– Куды-ы… – насмешливо махнул рукой Фёдор, оглядываясь вокруг. – Кого тут разводить, окромя воробьёв… Дворовых – я да Фимка, да ещё скотница с мужем, уж вовсе старые. Эту Наяду барин, извольте видеть, взапрошлогодь в карты на ярманке выиграл – да вот теперь и не знает, что с ней делать! Она ж только на выезд годится, в работу такую не поставишь! Хороша, разбойница, нечего сказать, да не ко двору вовсе… Спортят её только тут. Вы, Никита Владимирыч, сделайте милость, проходьте на двор! Я чичас Наяду заведу да доложусь про вас.
«Вот уж верно, испортят…» – подумал Закатов, не в силах отвернуться от кокетливо ступающей красавицы-кобылы, которую Фёдор торопливо вёл через загаженный двор. Из дома между тем никто не показывался, хотя шум, топот ног и приглушённый разговор отчётливо слышались сквозь прикрытые ставни. Закатов прошёл на двор мимо собаки, по прежнему не обращавшей на него никакого внимания, – и в это время дверь дома распахнулась. На крыльцо вышла высокая молодая баба в новом сарафане и шёлковом красном повойнике. Посмотрев на Никиту, она улыбнулась и слегка поклонилась. Сразу же стало заметно, что она очень красива и прекрасно осознаёт это. Её свежее, чистое, темноглазое лицо портили лишь длинные и густые брови, которые, почти сходясь на переносье, придавали лицу красавицы что-то жёсткое, недоброе.

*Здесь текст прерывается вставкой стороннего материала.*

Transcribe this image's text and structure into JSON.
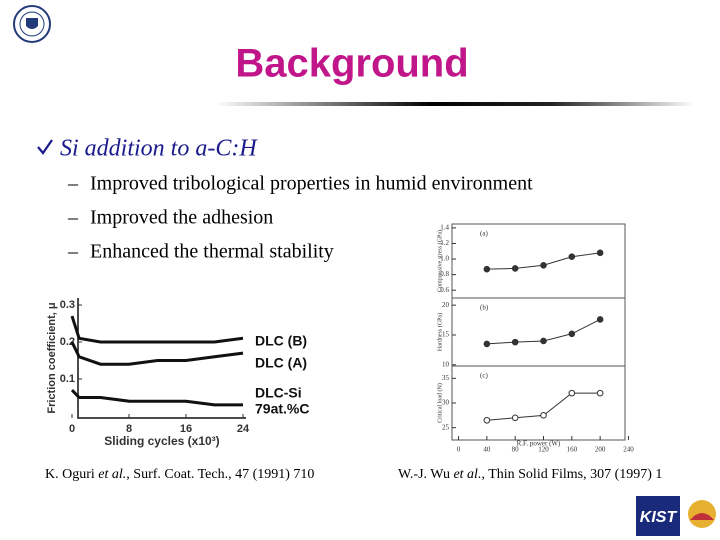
{
  "title": "Background",
  "bullet": "Si addition to a-C:H",
  "subbullets": [
    "Improved tribological properties in humid environment",
    "Improved the adhesion",
    "Enhanced the thermal stability"
  ],
  "references": [
    {
      "author": "K. Oguri",
      "etal": "et al.",
      "source": ", Surf. Coat. Tech., 47 (1991) 710"
    },
    {
      "author": "W.-J. Wu",
      "etal": "et al.",
      "source": ", Thin Solid Films, 307 (1997) 1"
    }
  ],
  "logo": "KIST",
  "chart_data": [
    {
      "type": "line",
      "x_label": "Sliding cycles (x10³)",
      "y_label": "Friction coefficient, μ",
      "x": [
        0,
        1,
        4,
        8,
        12,
        16,
        20,
        24
      ],
      "xlim": [
        0,
        24
      ],
      "xticks": [
        0,
        8,
        16,
        24
      ],
      "ylim": [
        0,
        0.3
      ],
      "yticks": [
        0.1,
        0.2,
        0.3
      ],
      "color": "#111111",
      "series": [
        {
          "name": "DLC (B)",
          "values": [
            0.27,
            0.21,
            0.2,
            0.2,
            0.2,
            0.2,
            0.2,
            0.21
          ]
        },
        {
          "name": "DLC (A)",
          "values": [
            0.2,
            0.16,
            0.14,
            0.14,
            0.15,
            0.15,
            0.16,
            0.17
          ]
        },
        {
          "name": "DLC-Si",
          "values": [
            0.07,
            0.05,
            0.05,
            0.04,
            0.04,
            0.04,
            0.03,
            0.03
          ]
        }
      ],
      "annotation": "79at.%C"
    },
    {
      "type": "line",
      "label": "(a)",
      "y_label": "Compressive stress (GPa)",
      "marker": "filled",
      "color": "#333333",
      "x": [
        40,
        80,
        120,
        160,
        200
      ],
      "xlim": [
        -5,
        245
      ],
      "ylim": [
        0.5,
        1.45
      ],
      "yticks": [
        0.6,
        0.8,
        {
          "value": 1.0,
          "label": "1.0"
        },
        1.2,
        1.4
      ],
      "series": [
        {
          "values": [
            0.87,
            0.88,
            0.92,
            1.03,
            1.08
          ]
        }
      ]
    },
    {
      "type": "line",
      "label": "(b)",
      "y_label": "Hardness (GPa)",
      "marker": "filled",
      "color": "#333333",
      "x": [
        40,
        80,
        120,
        160,
        200
      ],
      "xlim": [
        -5,
        245
      ],
      "ylim": [
        9.8,
        21.2
      ],
      "yticks": [
        10,
        15,
        20
      ],
      "series": [
        {
          "values": [
            13.5,
            13.8,
            14,
            15.2,
            17.6
          ]
        }
      ]
    },
    {
      "type": "line",
      "label": "(c)",
      "y_label": "Critical load (N)",
      "x_label": "R.F. power (W)",
      "marker": "open",
      "color": "#333333",
      "x": [
        40,
        80,
        120,
        160,
        200
      ],
      "xlim": [
        -5,
        245
      ],
      "xticks": [
        0,
        40,
        80,
        120,
        160,
        200,
        240
      ],
      "ylim": [
        22.5,
        37.5
      ],
      "yticks": [
        25,
        30,
        35
      ],
      "series": [
        {
          "values": [
            26.5,
            27,
            27.5,
            32,
            32
          ]
        }
      ]
    }
  ]
}
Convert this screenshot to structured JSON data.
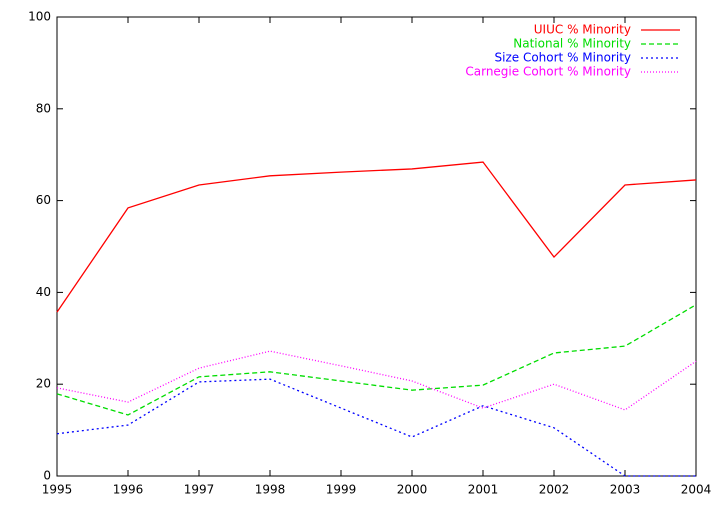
{
  "chart_data": {
    "type": "line",
    "x": [
      1995,
      1996,
      1997,
      1998,
      1999,
      2000,
      2001,
      2002,
      2003,
      2004
    ],
    "series": [
      {
        "name": "UIUC % Minority",
        "color": "#ff0000",
        "dash": "solid",
        "values": [
          35.7,
          58.4,
          63.4,
          65.4,
          66.2,
          66.9,
          68.4,
          47.7,
          63.4,
          64.5
        ]
      },
      {
        "name": "National % Minority",
        "color": "#00dd00",
        "dash": "dashed",
        "values": [
          17.9,
          13.3,
          21.6,
          22.7,
          20.7,
          18.7,
          19.8,
          26.8,
          28.3,
          37.3
        ]
      },
      {
        "name": "Size Cohort % Minority",
        "color": "#0000ff",
        "dash": "dotted",
        "values": [
          9.2,
          11.1,
          20.5,
          21.1,
          14.8,
          8.5,
          15.3,
          10.5,
          0,
          0
        ]
      },
      {
        "name": "Carnegie Cohort % Minority",
        "color": "#ff00ff",
        "dash": "fine-dotted",
        "values": [
          19.2,
          16.1,
          23.5,
          27.2,
          24.0,
          20.7,
          14.8,
          20.0,
          14.4,
          25.0
        ]
      }
    ],
    "xlim": [
      1995,
      2004
    ],
    "xticks": [
      1995,
      1996,
      1997,
      1998,
      1999,
      2000,
      2001,
      2002,
      2003,
      2004
    ],
    "ylim": [
      0,
      100
    ],
    "yticks": [
      0,
      20,
      40,
      60,
      80,
      100
    ],
    "grid": false,
    "legend": "top-right"
  }
}
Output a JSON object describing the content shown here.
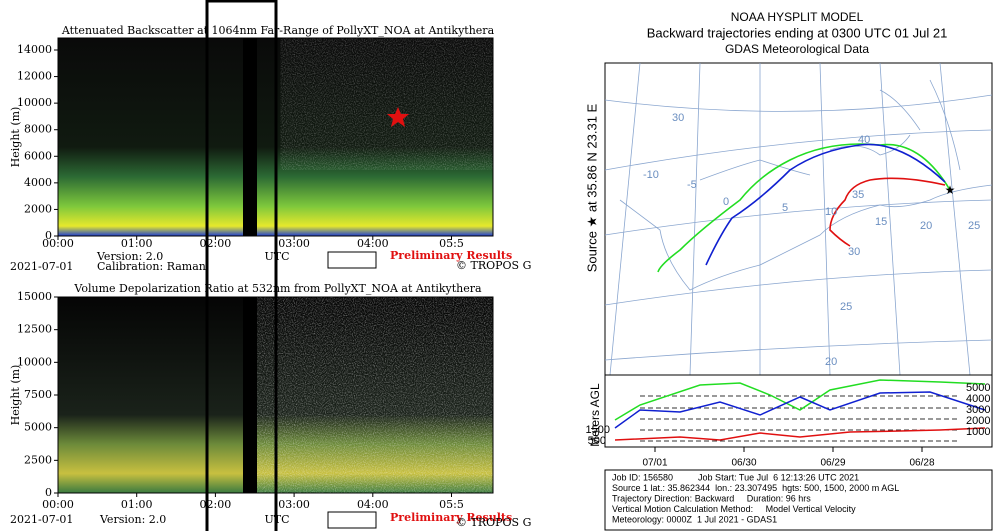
{
  "backscatter_plot": {
    "title": "Attenuated Backscatter at 1064nm Far-Range of PollyXT_NOA at Antikythera",
    "y_label": "Height (m)",
    "y_ticks": [
      "0",
      "2000",
      "4000",
      "6000",
      "8000",
      "10000",
      "12000",
      "14000"
    ],
    "x_ticks": [
      "00:00",
      "01:00",
      "02:00",
      "03:00",
      "04:00",
      "05:5"
    ],
    "date": "2021-07-01",
    "notes": [
      "Version: 2.0",
      "Calibration: Raman"
    ],
    "x_label": "UTC",
    "badge": "Preliminary Results",
    "credit": "© TROPOS G"
  },
  "depol_plot": {
    "title": "Volume Depolarization Ratio at 532nm from PollyXT_NOA at Antikythera",
    "y_label": "Height (m)",
    "y_ticks": [
      "0",
      "2500",
      "5000",
      "7500",
      "10000",
      "12500",
      "15000"
    ],
    "x_ticks": [
      "00:00",
      "01:00",
      "02:00",
      "03:00",
      "04:00",
      "05:5"
    ],
    "date": "2021-07-01",
    "notes": [
      "Version: 2.0"
    ],
    "x_label": "UTC",
    "badge": "Preliminary Results",
    "credit": "© TROPOS G"
  },
  "hysplit": {
    "title_lines": [
      "NOAA HYSPLIT MODEL",
      "Backward trajectories ending at 0300 UTC 01 Jul 21",
      "GDAS Meteorological Data"
    ],
    "source_label": "Source ★ at 35.86 N 23.31 E",
    "map_labels": [
      "40",
      "35",
      "30",
      "25",
      "20",
      "15",
      "10",
      "5",
      "0",
      "-5",
      "-10",
      "25",
      "20",
      "30"
    ],
    "height_axis_label": "Meters AGL",
    "height_ticks": [
      "5000",
      "4000",
      "3000",
      "2000",
      "1000"
    ],
    "source_heights": [
      "1500",
      "500"
    ],
    "date_ticks": [
      "07/01",
      "06/30",
      "06/29",
      "06/28"
    ],
    "info_lines": [
      "Job ID: 156580          Job Start: Tue Jul  6 12:13:26 UTC 2021",
      "Source 1 lat.: 35.862344  lon.: 23.307495  hgts: 500, 1500, 2000 m AGL",
      "Trajectory Direction: Backward     Duration: 96 hrs",
      "Vertical Motion Calculation Method:     Model Vertical Velocity",
      "Meteorology: 0000Z  1 Jul 2021 - GDAS1"
    ]
  }
}
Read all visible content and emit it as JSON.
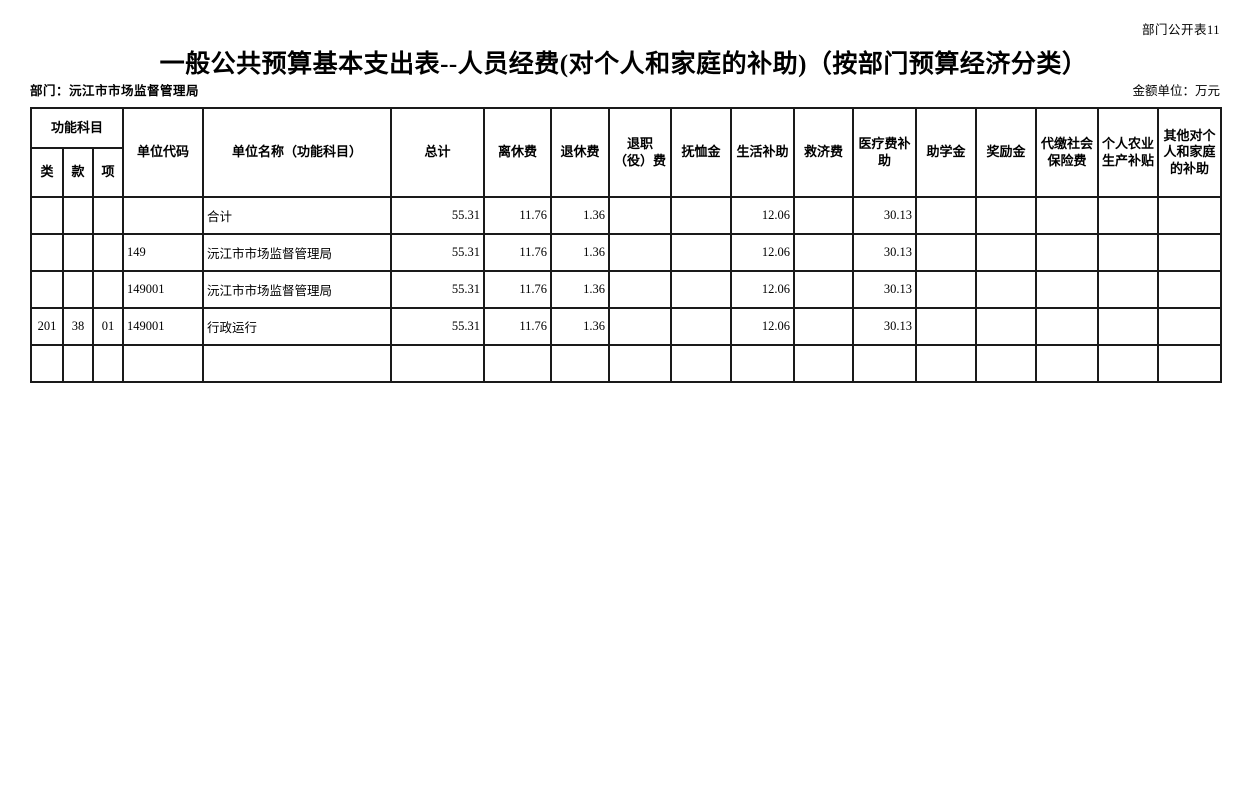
{
  "page": {
    "doc_label": "部门公开表11",
    "title": "一般公共预算基本支出表--人员经费(对个人和家庭的补助)（按部门预算经济分类）",
    "department": "部门：沅江市市场监督管理局",
    "unit_note": "金额单位：万元"
  },
  "table": {
    "header": {
      "func_group_label": "功能科目",
      "func_sub_labels": [
        "类",
        "款",
        "项"
      ],
      "unit_code_label": "单位代码",
      "unit_name_label": "单位名称（功能科目）",
      "value_labels": [
        "总计",
        "离休费",
        "退休费",
        "退职（役）费",
        "抚恤金",
        "生活补助",
        "救济费",
        "医疗费补助",
        "助学金",
        "奖励金",
        "代缴社会保险费",
        "个人农业生产补贴",
        "其他对个人和家庭的补助"
      ]
    },
    "rows": [
      {
        "func": [
          "",
          "",
          ""
        ],
        "code": "",
        "name": "合计",
        "level": 0,
        "values": [
          "55.31",
          "11.76",
          "1.36",
          "",
          "",
          "12.06",
          "",
          "30.13",
          "",
          "",
          "",
          "",
          ""
        ]
      },
      {
        "func": [
          "",
          "",
          ""
        ],
        "code": "149",
        "name": "沅江市市场监督管理局",
        "level": 1,
        "values": [
          "55.31",
          "11.76",
          "1.36",
          "",
          "",
          "12.06",
          "",
          "30.13",
          "",
          "",
          "",
          "",
          ""
        ]
      },
      {
        "func": [
          "",
          "",
          ""
        ],
        "code": "149001",
        "name": "沅江市市场监督管理局",
        "level": 2,
        "values": [
          "55.31",
          "11.76",
          "1.36",
          "",
          "",
          "12.06",
          "",
          "30.13",
          "",
          "",
          "",
          "",
          ""
        ]
      },
      {
        "func": [
          "201",
          "38",
          "01"
        ],
        "code": "149001",
        "name": "行政运行",
        "level": 3,
        "values": [
          "55.31",
          "11.76",
          "1.36",
          "",
          "",
          "12.06",
          "",
          "30.13",
          "",
          "",
          "",
          "",
          ""
        ]
      },
      {
        "func": [
          "",
          "",
          ""
        ],
        "code": "",
        "name": "",
        "level": 0,
        "values": [
          "",
          "",
          "",
          "",
          "",
          "",
          "",
          "",
          "",
          "",
          "",
          "",
          ""
        ]
      }
    ]
  }
}
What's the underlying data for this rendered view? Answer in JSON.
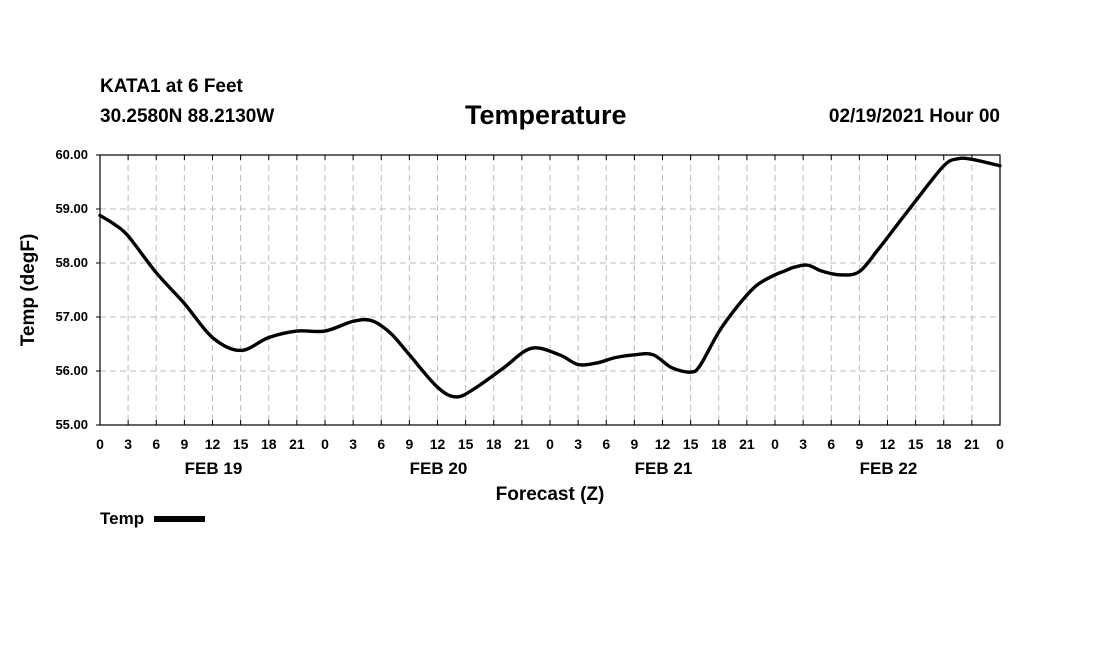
{
  "header": {
    "station": "KATA1 at 6 Feet",
    "coords": "30.2580N 88.2130W",
    "title": "Temperature",
    "stamp": "02/19/2021 Hour 00"
  },
  "legend": {
    "label": "Temp"
  },
  "colors": {
    "line": "#000000",
    "grid": "#bbbbbb",
    "background": "#ffffff"
  },
  "chart_data": {
    "type": "line",
    "title": "Temperature",
    "xlabel": "Forecast (Z)",
    "ylabel": "Temp (degF)",
    "xlim": [
      0,
      96
    ],
    "ylim": [
      55,
      60
    ],
    "yticks": [
      "55.00",
      "56.00",
      "57.00",
      "58.00",
      "59.00",
      "60.00"
    ],
    "xtick_labels": [
      "0",
      "3",
      "6",
      "9",
      "12",
      "15",
      "18",
      "21",
      "0",
      "3",
      "6",
      "9",
      "12",
      "15",
      "18",
      "21",
      "0",
      "3",
      "6",
      "9",
      "12",
      "15",
      "18",
      "21",
      "0",
      "3",
      "6",
      "9",
      "12",
      "15",
      "18",
      "21",
      "0"
    ],
    "day_labels": [
      {
        "label": "FEB 19",
        "hour": 12
      },
      {
        "label": "FEB 20",
        "hour": 36
      },
      {
        "label": "FEB 21",
        "hour": 60
      },
      {
        "label": "FEB 22",
        "hour": 84
      }
    ],
    "grid": true,
    "legend_position": "bottom-left",
    "series": [
      {
        "name": "Temp",
        "x": [
          0,
          1.5,
          3,
          6,
          9,
          12,
          15,
          18,
          21,
          24,
          27,
          29,
          31,
          33,
          36,
          38,
          40,
          43,
          46,
          49,
          51,
          53,
          55,
          57,
          59,
          61,
          63,
          64,
          66,
          68,
          70,
          72,
          73,
          74,
          75.5,
          77,
          79,
          81,
          83,
          85,
          87,
          90,
          91.5,
          93,
          96
        ],
        "values": [
          58.88,
          58.72,
          58.5,
          57.82,
          57.25,
          56.62,
          56.38,
          56.62,
          56.74,
          56.74,
          56.92,
          56.93,
          56.7,
          56.3,
          55.7,
          55.52,
          55.68,
          56.05,
          56.42,
          56.3,
          56.12,
          56.15,
          56.25,
          56.3,
          56.3,
          56.06,
          55.98,
          56.1,
          56.72,
          57.2,
          57.58,
          57.78,
          57.85,
          57.92,
          57.96,
          57.85,
          57.78,
          57.84,
          58.25,
          58.7,
          59.15,
          59.8,
          59.93,
          59.92,
          59.8
        ]
      }
    ]
  }
}
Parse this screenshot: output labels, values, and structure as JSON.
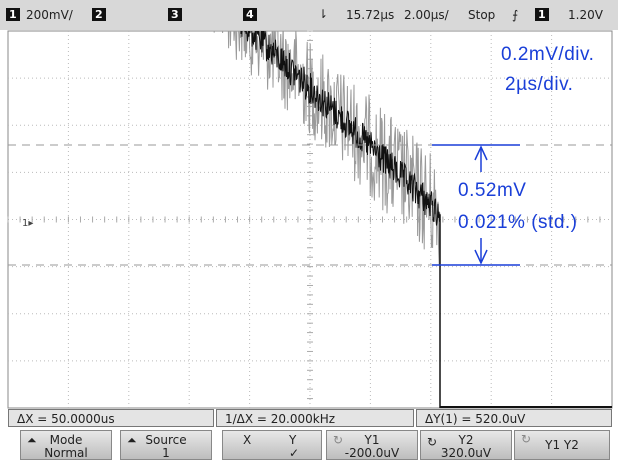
{
  "top_bar": {
    "ch1": "1",
    "ch1_scale": "200mV/",
    "ch2": "2",
    "ch3": "3",
    "ch4": "4",
    "delay": "15.72µs",
    "timebase": "2.00µs/",
    "run_state": "Stop",
    "trig_source": "1",
    "trig_level": "1.20V"
  },
  "annotations": {
    "vertical_scale": "0.2mV/div.",
    "time_scale": "2µs/div.",
    "delta": "0.52mV",
    "ratio": "0.021% (std.)"
  },
  "status": {
    "delta_x": "ΔX = 50.0000us",
    "inv_delta_x": "1/ΔX = 20.000kHz",
    "delta_y": "ΔY(1) = 520.0uV"
  },
  "softkeys": [
    {
      "label": "Mode",
      "value": "Normal"
    },
    {
      "label": "Source",
      "value": "1"
    },
    {
      "label": "X",
      "value": "Y"
    },
    {
      "label": "Y1",
      "value": "-200.0uV"
    },
    {
      "label": "Y2",
      "value": "320.0uV"
    },
    {
      "label": "Y1 Y2"
    }
  ]
}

– Доброго вечера, барин! – певуче выговорила она. – Вы к Алексею, верно, Порфирьичу?
– Здравствуй, милая. Я здешний мировой посредник Закатов Никита Владимирович. Соблаговолит ли твой барин меня принять?
Улыбка пропала с лица красавицы. Она приоткрыла было рот, чтобы что-то сказать, но в это время за спиной её скрипнула дверь. Мужской голос спросил:
– Гранюшка, что же ты гостя держишь на дворе? Прошу покорно входить, милостивый государь! Отставной титулярный советник Казарин Алексей Порфирьевич – к вашим услугам!
Закатов повторно назвал себя. Они с хозяином раскланялись, обменялись рукопожатиями и прошли в дом.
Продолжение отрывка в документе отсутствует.